Indeed, emerging-market bond funds returned 12.5 per cent this year and 11.2 per cent in 2002, according to Chicago-based Morningstar Inc. That surpasses returns for the average taxable bond fund (2.9 per cent gain this year; 6.3 per cent last year) and domestic stock fund which gained 3.2 per cent this year compared to a loss of 20.8 per cent in 2002. According to AMG Data Services, based in Arcata,
Calif, investors are known to have poured $581 million into emerging-market bond funds in the first quarter 2003, more than the $538 million invested in CY 2002. Through mid-April, inflows came to $649 million.
India has seen steep interest rate cuts in the recent past, with most of them taking place in the last five years. Opinion is divided on the issue of further cuts. "Domestic interest rates are near the bottom," says Kishlaya Pathak.

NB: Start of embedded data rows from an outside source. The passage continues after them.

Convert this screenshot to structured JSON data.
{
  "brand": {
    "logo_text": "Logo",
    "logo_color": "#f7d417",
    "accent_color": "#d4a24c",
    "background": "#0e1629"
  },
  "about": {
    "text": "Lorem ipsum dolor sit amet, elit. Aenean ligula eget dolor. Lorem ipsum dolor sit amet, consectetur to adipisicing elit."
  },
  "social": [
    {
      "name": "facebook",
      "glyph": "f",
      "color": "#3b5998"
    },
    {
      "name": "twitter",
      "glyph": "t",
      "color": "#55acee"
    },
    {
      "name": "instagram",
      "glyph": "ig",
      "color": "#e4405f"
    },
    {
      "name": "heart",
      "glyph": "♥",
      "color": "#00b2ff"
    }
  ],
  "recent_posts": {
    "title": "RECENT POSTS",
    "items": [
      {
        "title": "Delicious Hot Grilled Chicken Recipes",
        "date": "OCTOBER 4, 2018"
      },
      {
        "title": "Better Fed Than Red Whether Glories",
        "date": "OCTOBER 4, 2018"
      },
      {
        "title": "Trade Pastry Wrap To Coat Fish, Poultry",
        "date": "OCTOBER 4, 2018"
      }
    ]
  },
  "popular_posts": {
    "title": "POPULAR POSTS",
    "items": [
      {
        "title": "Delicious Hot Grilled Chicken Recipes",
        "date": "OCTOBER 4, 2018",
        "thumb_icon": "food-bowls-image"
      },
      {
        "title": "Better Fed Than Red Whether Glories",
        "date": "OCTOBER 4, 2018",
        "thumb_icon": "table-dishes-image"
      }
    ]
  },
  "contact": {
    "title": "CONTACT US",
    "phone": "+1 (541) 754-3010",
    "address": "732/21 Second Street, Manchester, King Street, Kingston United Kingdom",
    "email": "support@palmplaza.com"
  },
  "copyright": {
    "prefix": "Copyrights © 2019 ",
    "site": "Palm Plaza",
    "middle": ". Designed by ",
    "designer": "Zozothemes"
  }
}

Two important factors, like headline inflation numbers and liquidity scenario, will have a bearing on rates. The yield on benchmark 10-year government bond will be hovering around the 5.75-6.25 levels and they would fall below that if any adverse news from the monsoons trickle in, he adds.
Nilesh Shah, director and chief investment officer of Franklin Templeton Investments feels the search for liquidity has led investors to emerging markets. "India offers high liquidity with foreign exchange inflows peaking. The interest rates are almost at an all-time low.
Oil prices, along with the effect of the transporters strike, would push up inflation. Inflation would come to the fore and drive interest rates from now on. However, a repo rate cut is on the horizon," he adds.
On the other hand, Mohanti feels that rising forex reserves are adding to the liquidity in markets, which could exert a downward pressure on rates. "The present conditions support a cut and one should keep a close watch on the Indian economy," he adds.
Currency wise, the euro reigns supreme. The rupee is rising against the dollar, but marketmen feel that its weakness against other currencies would negate any adverse impact it may have on interest rates. The South African rand, and Canadian and Australian dollars are expected to head higher.
Among world markets, the European markets are looking pretty well poised. Marketmen feel that the three factors of a strong currency, interest rate carry and expectations of a higher rate cut bode well for European markets.
Nilesh Shah of Templeton feels that looking at currency adjusted returns expectations of market attractiveness, India looks pretty appealing. The double advantage of a strong currency and high rate of return should work in its favour, he adds.